Claro, não era o céu real. Era um paraíso falso construído pela NASA para tornar a cidade de Noé o mais real possível.
— Incrível — Kara disse ao lado dela, tirando Ash de seu devaneio.
— É mesmo assim? — Ela perguntou a sua irmã, incapaz de parar de olhar para cima. — A Terra é assim?
— É praticamente o mesmo — Kara aprovou, também fascinada.
Aquele céu despertou uma fome em Ash que nem sabia que tinha. Ela queria ver mais. Queria ir para a Terra, mas isso não era possível.
Seus pais haviam sido recrutados para construir Noé quinze anos atrás, e então se mudaram para Pentace. Seu pai era um especialista em bioquímica, então ele fez parte da criação de um ecossistema auto-suficiente semelhante ao da Terra.
Oitenta anos atrás, um grupo de pessoas preocupadas com o estado da poluição da Terra criaram «O Projeto Noé» como alternativa e rota de fuga se as coisas na Terra ficassem feias.
Noé acabou sendo necessário após a Terceira Guerra Mundial, que acabou destruindo o planeta azul.
A mãe de Ash era membro do Serviço Secreto de Inteligência. Por isso moravam em Pentace, que cuidava da proteção militar de Noé.
Durante esses anos, os pais de Ash decidiram não levá-la para a Terra, para evitar que seu exílio fosse menos sofrido. Se ela não tivesse memórias, ela não sentiria falta da Terra, ao contrário de sua irmã.
Depois, a guerra eclodiu e a Terra tornou-se perigosa. Por essa razão Ash nunca foi capaz de retornar.

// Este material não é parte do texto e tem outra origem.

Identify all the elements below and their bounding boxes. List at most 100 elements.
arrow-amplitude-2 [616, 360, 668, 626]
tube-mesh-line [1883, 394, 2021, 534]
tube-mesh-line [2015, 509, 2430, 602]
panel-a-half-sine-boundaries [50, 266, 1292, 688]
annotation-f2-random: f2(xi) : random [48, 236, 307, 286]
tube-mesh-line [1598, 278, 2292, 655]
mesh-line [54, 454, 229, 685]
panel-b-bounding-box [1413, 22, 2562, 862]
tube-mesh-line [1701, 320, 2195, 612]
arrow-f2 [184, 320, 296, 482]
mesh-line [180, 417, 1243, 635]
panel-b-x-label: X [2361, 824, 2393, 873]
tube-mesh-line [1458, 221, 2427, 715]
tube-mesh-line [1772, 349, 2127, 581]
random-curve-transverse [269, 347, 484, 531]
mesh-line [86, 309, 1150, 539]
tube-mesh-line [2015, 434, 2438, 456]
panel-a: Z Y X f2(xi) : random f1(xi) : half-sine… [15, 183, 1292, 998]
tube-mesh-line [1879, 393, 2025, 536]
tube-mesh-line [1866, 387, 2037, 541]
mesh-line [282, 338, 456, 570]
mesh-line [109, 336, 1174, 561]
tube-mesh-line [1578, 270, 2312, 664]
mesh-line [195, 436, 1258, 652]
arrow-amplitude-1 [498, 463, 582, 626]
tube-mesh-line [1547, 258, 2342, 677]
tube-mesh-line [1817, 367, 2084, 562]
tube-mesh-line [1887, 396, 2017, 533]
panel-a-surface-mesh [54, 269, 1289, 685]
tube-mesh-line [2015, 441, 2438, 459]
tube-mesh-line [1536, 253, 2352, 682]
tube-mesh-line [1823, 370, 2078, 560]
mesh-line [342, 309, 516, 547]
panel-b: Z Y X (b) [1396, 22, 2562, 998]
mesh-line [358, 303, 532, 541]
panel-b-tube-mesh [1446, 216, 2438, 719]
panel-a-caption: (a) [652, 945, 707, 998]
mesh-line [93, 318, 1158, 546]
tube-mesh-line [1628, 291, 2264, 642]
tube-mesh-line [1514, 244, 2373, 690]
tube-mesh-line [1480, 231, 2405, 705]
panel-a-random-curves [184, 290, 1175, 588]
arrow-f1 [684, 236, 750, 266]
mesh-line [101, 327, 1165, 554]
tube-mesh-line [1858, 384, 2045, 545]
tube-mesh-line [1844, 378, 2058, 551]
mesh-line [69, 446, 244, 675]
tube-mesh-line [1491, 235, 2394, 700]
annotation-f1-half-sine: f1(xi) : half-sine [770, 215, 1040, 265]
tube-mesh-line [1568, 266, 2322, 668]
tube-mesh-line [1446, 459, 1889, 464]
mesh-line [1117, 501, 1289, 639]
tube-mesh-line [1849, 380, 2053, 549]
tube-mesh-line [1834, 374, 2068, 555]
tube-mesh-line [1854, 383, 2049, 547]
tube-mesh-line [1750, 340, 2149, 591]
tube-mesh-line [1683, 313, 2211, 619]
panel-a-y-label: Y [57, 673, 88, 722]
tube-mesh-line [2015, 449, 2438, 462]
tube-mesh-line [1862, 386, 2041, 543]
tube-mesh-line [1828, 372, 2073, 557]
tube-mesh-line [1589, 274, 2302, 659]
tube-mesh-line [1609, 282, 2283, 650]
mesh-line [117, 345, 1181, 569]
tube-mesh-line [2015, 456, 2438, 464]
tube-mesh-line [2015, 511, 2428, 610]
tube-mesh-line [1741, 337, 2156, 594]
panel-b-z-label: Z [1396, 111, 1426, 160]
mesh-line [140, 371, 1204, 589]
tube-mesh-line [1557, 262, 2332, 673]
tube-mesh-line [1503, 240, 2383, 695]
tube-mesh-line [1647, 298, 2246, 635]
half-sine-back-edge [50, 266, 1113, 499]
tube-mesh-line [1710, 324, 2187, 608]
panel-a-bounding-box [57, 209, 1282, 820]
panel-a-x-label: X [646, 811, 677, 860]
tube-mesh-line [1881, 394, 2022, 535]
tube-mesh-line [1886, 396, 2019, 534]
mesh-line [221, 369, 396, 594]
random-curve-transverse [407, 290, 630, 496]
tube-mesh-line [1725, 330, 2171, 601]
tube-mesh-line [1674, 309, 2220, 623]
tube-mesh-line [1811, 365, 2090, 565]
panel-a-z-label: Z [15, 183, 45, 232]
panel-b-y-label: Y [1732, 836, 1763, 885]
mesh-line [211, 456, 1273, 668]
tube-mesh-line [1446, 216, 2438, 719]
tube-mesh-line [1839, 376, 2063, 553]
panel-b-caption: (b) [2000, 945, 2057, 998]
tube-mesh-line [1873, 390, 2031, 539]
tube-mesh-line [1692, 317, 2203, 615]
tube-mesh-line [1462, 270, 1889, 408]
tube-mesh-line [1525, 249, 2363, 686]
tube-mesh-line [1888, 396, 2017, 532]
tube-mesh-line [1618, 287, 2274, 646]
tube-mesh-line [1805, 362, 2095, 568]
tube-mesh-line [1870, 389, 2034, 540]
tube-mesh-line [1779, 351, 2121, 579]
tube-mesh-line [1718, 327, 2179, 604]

Nem tinha podido visitar Noé. Quando era uma criança, quando seu pai costumava ir para lá trabalhar em sua construção, os níveis de oxigênio flutuavam e eram perigosos para uma criança. Durante aquele ano de operação, ela também não foi nem de visita, pois os regulamentos da cidade exigiam que todas as mulheres em idade fértil fossem submetidas a esterilização temporária. Não havia lugar para mais habitantes em Noé. Os pais de Ash se recusaram a deixá-la passar pelo processo, sendo tão jovem. Mesmo agora, aos dezesseis anos, a operação a deixou fraca e dolorida. No entanto, nem o pós-operatório, nem a falta de sono, nem o medo de enfrentar os jovens de sua idade poderiam diminuir a felicidade que sentia naquele momento ao contemplar o falso céu azul e a luz do sol, tão diferente da luz artificial de Pentace. E ainda tinha muito para ver.